Compare my luxurious digs to the way the locals sleep in downtown Reno (taken on the same night)....
This campsite selection can only be regarded as stupid. Out in the open like that, you're a target for thieves and thugs. The thing that separates me from these people isn't money but brains. The worst place to be if you're homeless is Downtown Anywhere. Homeless life is always better in the suburbs or the edges of town, and the rent isn't any higher. Why, then, do the visible homeless always seem to gravitate downtown?

On possible theory: drugs. If you need access to booze or whatever your preferred drug may be, maybe downtown is the best place to find it. But drugs don't explain the phenomenon completely. I think homeless people, like humans everywhere, have a need for community and territory. They are attached to other people in their neighborhood -- and to their neighborhood itself -- and they're afraid of being alone or detaching themselves from familiar surroundings. How else do you explain homeless people remaining in a harsh environment like Manhattan or downtown Chicago?

If you're a homeless person with any capacity for logic, you're obviously going to migrate to where the weather and living conditions are best. The fact that someone hangs out downtown is a pretty good sign that their higher cognitive functions have broken down -- from drugs or mental illness -- and they have gone back to their animal instincts of sticking to the surroundings they know.

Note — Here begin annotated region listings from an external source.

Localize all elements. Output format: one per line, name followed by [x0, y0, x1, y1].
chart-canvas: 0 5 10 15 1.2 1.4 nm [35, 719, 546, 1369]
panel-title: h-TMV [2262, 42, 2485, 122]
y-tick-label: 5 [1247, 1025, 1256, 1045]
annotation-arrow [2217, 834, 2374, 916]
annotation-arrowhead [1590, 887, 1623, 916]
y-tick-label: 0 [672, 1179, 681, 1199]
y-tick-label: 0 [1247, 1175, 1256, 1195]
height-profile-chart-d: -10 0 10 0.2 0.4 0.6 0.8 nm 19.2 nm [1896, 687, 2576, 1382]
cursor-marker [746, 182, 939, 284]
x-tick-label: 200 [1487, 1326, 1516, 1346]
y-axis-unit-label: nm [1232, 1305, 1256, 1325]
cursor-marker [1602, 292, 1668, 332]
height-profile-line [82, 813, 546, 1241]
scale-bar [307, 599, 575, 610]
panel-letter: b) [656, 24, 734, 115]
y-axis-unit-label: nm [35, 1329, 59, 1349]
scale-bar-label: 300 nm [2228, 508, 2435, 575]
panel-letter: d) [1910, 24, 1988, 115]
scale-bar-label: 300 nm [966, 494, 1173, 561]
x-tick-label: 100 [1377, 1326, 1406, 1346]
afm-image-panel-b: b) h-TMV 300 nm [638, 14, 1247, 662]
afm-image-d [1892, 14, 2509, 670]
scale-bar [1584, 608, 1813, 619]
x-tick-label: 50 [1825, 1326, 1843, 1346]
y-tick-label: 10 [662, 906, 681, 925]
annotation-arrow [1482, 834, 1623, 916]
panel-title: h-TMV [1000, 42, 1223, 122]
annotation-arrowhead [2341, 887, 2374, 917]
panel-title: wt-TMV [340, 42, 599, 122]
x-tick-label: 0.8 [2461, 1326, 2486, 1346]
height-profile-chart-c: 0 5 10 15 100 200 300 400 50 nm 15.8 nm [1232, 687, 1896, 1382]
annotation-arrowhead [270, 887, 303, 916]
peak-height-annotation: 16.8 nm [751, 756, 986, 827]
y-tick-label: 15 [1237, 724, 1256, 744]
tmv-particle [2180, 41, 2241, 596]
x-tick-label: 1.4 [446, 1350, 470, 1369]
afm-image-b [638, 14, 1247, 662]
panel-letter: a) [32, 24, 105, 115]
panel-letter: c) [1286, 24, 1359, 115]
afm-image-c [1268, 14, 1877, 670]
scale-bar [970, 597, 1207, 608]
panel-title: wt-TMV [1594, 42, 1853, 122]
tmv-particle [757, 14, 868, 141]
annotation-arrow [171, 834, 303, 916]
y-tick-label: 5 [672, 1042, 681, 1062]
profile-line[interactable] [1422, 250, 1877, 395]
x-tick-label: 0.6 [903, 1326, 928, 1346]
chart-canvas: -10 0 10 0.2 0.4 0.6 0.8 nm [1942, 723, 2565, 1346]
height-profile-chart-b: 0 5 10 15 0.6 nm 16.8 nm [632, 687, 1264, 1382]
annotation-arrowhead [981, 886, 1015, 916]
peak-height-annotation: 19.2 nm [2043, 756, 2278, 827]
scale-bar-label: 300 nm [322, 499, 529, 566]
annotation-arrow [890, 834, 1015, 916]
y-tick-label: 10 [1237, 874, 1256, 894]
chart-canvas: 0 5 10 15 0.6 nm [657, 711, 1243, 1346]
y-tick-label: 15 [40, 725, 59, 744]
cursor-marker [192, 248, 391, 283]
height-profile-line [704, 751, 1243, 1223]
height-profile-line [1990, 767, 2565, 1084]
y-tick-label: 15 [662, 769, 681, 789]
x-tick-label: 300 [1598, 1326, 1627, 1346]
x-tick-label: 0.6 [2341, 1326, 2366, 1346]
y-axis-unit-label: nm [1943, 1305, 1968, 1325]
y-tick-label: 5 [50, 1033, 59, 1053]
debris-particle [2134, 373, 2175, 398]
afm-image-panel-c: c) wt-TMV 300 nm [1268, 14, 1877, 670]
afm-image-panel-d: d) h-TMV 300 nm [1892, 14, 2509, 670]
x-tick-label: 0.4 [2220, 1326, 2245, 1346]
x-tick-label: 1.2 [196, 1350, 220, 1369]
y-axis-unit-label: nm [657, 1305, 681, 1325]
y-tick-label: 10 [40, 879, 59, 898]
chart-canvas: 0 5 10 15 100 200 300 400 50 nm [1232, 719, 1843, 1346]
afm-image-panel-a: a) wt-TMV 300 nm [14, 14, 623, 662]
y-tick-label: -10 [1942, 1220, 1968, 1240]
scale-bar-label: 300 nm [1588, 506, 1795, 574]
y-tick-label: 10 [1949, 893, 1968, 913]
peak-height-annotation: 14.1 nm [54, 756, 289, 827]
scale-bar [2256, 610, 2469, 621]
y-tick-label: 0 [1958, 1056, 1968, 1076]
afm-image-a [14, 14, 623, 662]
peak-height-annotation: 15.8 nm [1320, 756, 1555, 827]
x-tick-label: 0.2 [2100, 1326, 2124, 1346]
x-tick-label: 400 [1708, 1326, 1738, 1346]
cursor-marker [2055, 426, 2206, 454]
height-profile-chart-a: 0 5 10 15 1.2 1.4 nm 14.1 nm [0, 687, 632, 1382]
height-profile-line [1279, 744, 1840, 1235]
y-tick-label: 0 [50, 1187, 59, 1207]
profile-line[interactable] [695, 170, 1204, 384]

Since I'm suffering from neither drugs nor mental illness (to the best of my knowledge), I'm going to use all the resources at my disposal to find a safe and comfortable camping spot away from human contact. If others prefer to be miserable, that's their choice.

1 comment:

  1. I really enjoy your blog and the wealth of information contained within; thank you! Regarding why the homeless congregate in downtown skid row type places is due to their easy access to services such as free food, clothes, etc offered by the charities that also are clumped there plus many of the homeless don't have the means to reach the safer, cleaner areas. With that said though, I agree with you in that I would select the suburbs anytime over the inner city.